Human rights and human development share a preoccupation with necessary outcomes for improving people’s lives, but also with better processes. Being people-centred, they reflect a fundamental concern with institutions, policies and processes as participatory and comprehensive in coverage as possible, respecting the agency of all individuals. For instance, in the human rights and human development frameworks, the development of new technologies for effective malaria prevention is a legitimate and even desirable outcome. But in rolling out these technologies development actors should clearly assess and explain the possible negative effects of the testing, as well as ensure that the technologies are accessible and affordable and that vulnerable groups are not excluded.
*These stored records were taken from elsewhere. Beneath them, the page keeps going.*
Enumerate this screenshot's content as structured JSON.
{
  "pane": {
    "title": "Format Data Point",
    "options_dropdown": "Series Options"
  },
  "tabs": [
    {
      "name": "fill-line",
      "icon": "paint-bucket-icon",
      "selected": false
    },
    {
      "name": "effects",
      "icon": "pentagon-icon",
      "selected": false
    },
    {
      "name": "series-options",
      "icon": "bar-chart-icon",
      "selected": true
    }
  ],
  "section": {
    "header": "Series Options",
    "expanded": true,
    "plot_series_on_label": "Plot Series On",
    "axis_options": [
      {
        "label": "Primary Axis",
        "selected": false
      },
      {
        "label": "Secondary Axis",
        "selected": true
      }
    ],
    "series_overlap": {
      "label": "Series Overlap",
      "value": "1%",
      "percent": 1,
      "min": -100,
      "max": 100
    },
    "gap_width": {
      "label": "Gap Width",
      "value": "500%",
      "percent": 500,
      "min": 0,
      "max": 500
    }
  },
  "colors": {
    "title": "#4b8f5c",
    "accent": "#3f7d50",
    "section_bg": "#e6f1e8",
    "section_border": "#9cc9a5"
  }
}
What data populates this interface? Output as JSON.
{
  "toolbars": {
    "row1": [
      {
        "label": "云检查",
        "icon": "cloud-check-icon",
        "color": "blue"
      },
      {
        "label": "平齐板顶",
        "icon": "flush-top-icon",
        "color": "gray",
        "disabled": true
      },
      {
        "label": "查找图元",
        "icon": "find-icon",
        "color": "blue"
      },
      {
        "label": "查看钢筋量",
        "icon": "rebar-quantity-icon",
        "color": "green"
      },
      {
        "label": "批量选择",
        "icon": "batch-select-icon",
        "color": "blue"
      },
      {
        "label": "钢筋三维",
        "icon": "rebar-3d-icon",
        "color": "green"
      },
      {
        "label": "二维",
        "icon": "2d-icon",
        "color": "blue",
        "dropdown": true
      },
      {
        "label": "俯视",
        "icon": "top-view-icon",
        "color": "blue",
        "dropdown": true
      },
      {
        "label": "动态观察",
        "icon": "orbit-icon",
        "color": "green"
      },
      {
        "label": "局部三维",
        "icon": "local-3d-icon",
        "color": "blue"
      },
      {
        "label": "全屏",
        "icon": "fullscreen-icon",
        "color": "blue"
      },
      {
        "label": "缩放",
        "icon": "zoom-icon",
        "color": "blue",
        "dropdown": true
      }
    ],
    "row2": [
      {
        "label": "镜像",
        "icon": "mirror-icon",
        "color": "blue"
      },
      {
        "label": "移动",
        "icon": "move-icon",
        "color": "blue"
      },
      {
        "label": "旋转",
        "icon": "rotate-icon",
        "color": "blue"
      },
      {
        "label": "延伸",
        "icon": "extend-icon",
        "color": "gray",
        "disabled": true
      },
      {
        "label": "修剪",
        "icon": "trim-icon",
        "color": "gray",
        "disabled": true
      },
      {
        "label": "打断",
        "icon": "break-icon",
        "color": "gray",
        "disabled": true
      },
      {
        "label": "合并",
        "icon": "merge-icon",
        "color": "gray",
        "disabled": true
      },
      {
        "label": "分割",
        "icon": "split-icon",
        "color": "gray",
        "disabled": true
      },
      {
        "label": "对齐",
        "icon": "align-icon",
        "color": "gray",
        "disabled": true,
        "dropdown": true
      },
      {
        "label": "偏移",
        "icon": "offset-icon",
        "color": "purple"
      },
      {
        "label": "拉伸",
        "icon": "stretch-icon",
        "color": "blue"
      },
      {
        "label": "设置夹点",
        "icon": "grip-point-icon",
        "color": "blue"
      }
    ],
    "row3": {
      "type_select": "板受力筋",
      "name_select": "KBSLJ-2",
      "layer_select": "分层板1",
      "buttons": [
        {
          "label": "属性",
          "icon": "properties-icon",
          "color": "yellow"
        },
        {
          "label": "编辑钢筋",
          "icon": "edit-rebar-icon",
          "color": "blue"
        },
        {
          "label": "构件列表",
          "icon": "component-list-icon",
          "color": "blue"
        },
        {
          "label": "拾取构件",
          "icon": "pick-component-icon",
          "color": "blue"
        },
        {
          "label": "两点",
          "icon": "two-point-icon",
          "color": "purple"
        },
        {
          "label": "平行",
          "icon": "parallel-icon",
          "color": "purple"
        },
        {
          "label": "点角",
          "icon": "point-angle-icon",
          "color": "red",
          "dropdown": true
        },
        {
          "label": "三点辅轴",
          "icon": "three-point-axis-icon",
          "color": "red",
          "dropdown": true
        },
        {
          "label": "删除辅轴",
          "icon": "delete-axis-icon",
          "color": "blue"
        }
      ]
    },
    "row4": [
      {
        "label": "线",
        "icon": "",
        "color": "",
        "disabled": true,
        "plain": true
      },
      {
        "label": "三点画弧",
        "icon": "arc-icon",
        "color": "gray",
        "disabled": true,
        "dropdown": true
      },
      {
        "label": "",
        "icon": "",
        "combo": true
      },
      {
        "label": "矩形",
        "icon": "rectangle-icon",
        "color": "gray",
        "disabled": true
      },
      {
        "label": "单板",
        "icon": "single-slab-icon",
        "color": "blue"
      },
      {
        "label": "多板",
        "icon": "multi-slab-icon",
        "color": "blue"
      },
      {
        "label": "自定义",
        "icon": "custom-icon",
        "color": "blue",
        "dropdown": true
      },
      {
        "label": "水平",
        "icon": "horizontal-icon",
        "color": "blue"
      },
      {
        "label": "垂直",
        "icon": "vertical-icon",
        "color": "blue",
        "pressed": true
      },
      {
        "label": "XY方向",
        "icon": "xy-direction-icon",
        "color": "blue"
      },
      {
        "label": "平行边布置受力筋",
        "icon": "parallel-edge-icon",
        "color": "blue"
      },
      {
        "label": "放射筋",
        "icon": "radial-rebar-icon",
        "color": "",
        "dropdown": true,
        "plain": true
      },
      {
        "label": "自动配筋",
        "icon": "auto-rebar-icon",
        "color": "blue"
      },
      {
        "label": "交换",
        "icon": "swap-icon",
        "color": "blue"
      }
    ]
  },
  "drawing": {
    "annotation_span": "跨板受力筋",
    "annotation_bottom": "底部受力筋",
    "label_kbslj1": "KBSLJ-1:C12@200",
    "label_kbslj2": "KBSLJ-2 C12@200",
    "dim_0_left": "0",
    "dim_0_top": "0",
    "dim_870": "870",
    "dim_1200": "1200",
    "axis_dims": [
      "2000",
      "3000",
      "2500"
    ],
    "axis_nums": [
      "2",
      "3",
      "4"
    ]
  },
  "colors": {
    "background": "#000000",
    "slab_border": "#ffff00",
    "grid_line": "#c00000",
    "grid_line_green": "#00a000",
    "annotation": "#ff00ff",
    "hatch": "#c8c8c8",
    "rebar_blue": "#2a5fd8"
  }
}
Human rights contribute to human development by guaranteeing a protected space where the elite cannot monopolize development processes, policies and programmes. The human rights framework also introduces the important idea that certain actors have duties to facilitate and foster development. For people to be enabled to assert a legally binding claim that specific duty-bearers provide free and compulsory primary education (International Covenant on Economic, Social and Cultural Rights, art. 13) is more empowering than it is to rely on “needs” alone or to observe the high economic returns on investments in education, for example.

When human rights go unfulfilled, the responsibilities of different actors must be analysed. This focus on locating accountability for failures within a social system significantly broadens the scope of claims usually associated with human development analysis. In the other direction, human development analysis helps to inform the policy choices necessary for the realization of human rights in particular situations.